A maior mudança é que agora sou lida. Mikaia foi lançado há dois meses, ainda estou descobrindo o que é isso de ter leitores. Tem sido uma experiência incrível ver pessoas que me conhecem há muitos anos e nunca conversaram comigo sobre literatura, puxarem o assunto porque leram Mikaia e querem discutir suas impressões. Ver na prática aquilo que já pensei conceitualmente tantas vezes: depois de escrito um livro já não é mais de quem o escreveu, mas de quem o lê. Perceber o que o texto tocou em cada pessoa me emociona de verdade. Fora isso acho que ainda é muito cedo para saber o que o prêmio mudou, sou defensora ferrenha de viver o presente da maneira mais intensa e inteira possível. É o que tenho me permitido fazer, viver de verdade todas as primeiras vezes que vencer o Prêmio Sesc proporciona. A experiência do momento é absorver que a primeira edição já esgotou e os exemplares da segunda chegaram essa semana na minha casa.

 

Para aqueles que estão escrevendo seus romances de estreia, que dicas tu pode dar?
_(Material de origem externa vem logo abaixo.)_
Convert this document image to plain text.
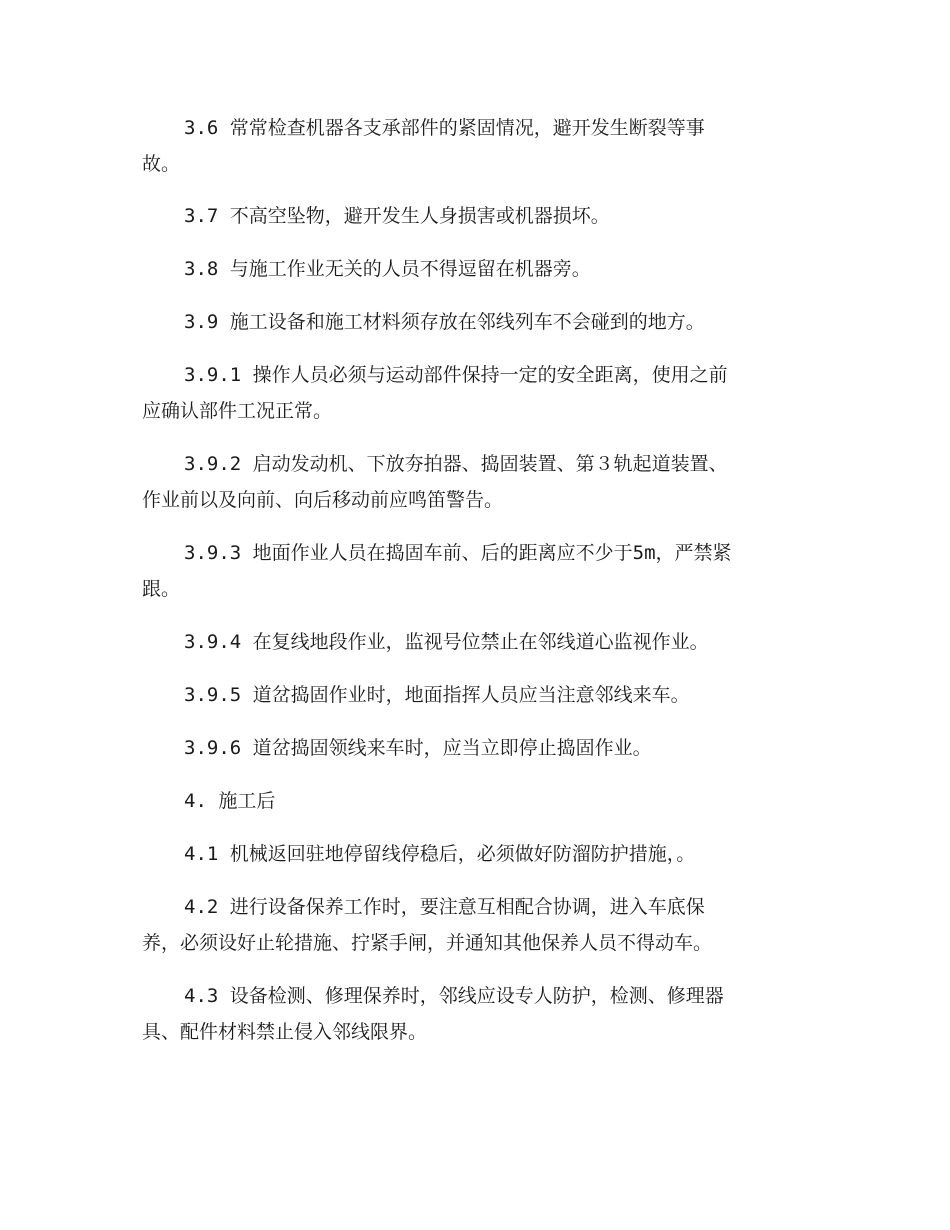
3.6 常常检查机器各支承部件的紧固情况，避开发生断裂等事
故。

3.7 不高空坠物，避开发生人身损害或机器损坏。

3.8 与施工作业无关的人员不得逗留在机器旁。

3.9 施工设备和施工材料须存放在邻线列车不会碰到的地方。

3.9.1 操作人员必须与运动部件保持一定的安全距离，使用之前
应确认部件工况正常。

3.9.2 启动发动机、下放夯拍器、捣固装置、第３轨起道装置、
作业前以及向前、向后移动前应鸣笛警告。

3.9.3 地面作业人员在捣固车前、后的距离应不少于5m，严禁紧
跟。

3.9.4 在复线地段作业，监视号位禁止在邻线道心监视作业。

3.9.5 道岔捣固作业时，地面指挥人员应当注意邻线来车。

3.9.6 道岔捣固领线来车时，应当立即停止捣固作业。

4. 施工后

4.1 机械返回驻地停留线停稳后，必须做好防溜防护措施，。

4.2 进行设备保养工作时，要注意互相配合协调，进入车底保
养，必须设好止轮措施、拧紧手闸，并通知其他保养人员不得动车。

4.3 设备检测、修理保养时，邻线应设专人防护，检测、修理器
具、配件材料禁止侵入邻线限界。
Procure uma leitura crítica (aqui você me imagina dando uma risada travessa). Eu sou um pouco piadista, não resisti. Mas ainda que possa ser promoção da classe, também pode ser um bom conselho. Um olhar de fora, mais ainda um olhar especializado, é uma boa forma de questionar e entender o seu próprio processo criativo e a partir disso aprimorá-lo. Manter uma postura de aprendiz é uma das melhores coisas que você pode fazer por si mesmo e por seu texto. Pelo menos funciona para mim, não é sobre duvidar de si, mas se manter aberto a possibilidades diferentes. Ninguém nunca perdeu nada por aprender alguma coisa. Isso não se reduz a procurar uma leitura crítica, dá para fazer oficina de escrita, conversar sobre suas ideias e escolhas narrativas com as pessoas que você confia, especialmente as que entendem alguma coisa de literatura, fazer perguntas, ler livros diferentes do que você está habituado, consumir outras formas de arte, estudar sobre o processo criativo de pessoas que você admira, a lista de possibilidades é imensa. Mas antes disso tudo acredite de verdade no que você está escrevendo, escrever exige da gente de tantas maneiras que se você não acredita as coisas meio que perdem o sentido. E era isso, porque mais um pouco vou pedir meu crachá de coaching literária.

Taiane Santi Martins

Foto: Davi Boaventura

Sou escritora, mas também domei meu próprio cavalo. Nasci gaúcha, mas prefiro o mundo. Escrevo meus textos com o mesmo empenho que construo uma parede de pau a pique. Escolhi a Ilha de Moçambique para chamar de lar e escrever Mikaia, meu primeiro romance, vencedor do Prêmio Sesc de Literatura 2022. Voltei trazendo mais um projeto de livro de poemas no bolso e uma saudade de muitas vidas. Em 2010, criei a Travessa em Três Tempos e a edito até hoje. Trabalho com leitura crítica, na Leio seu livro, junto com o escritor Davi Boaventura.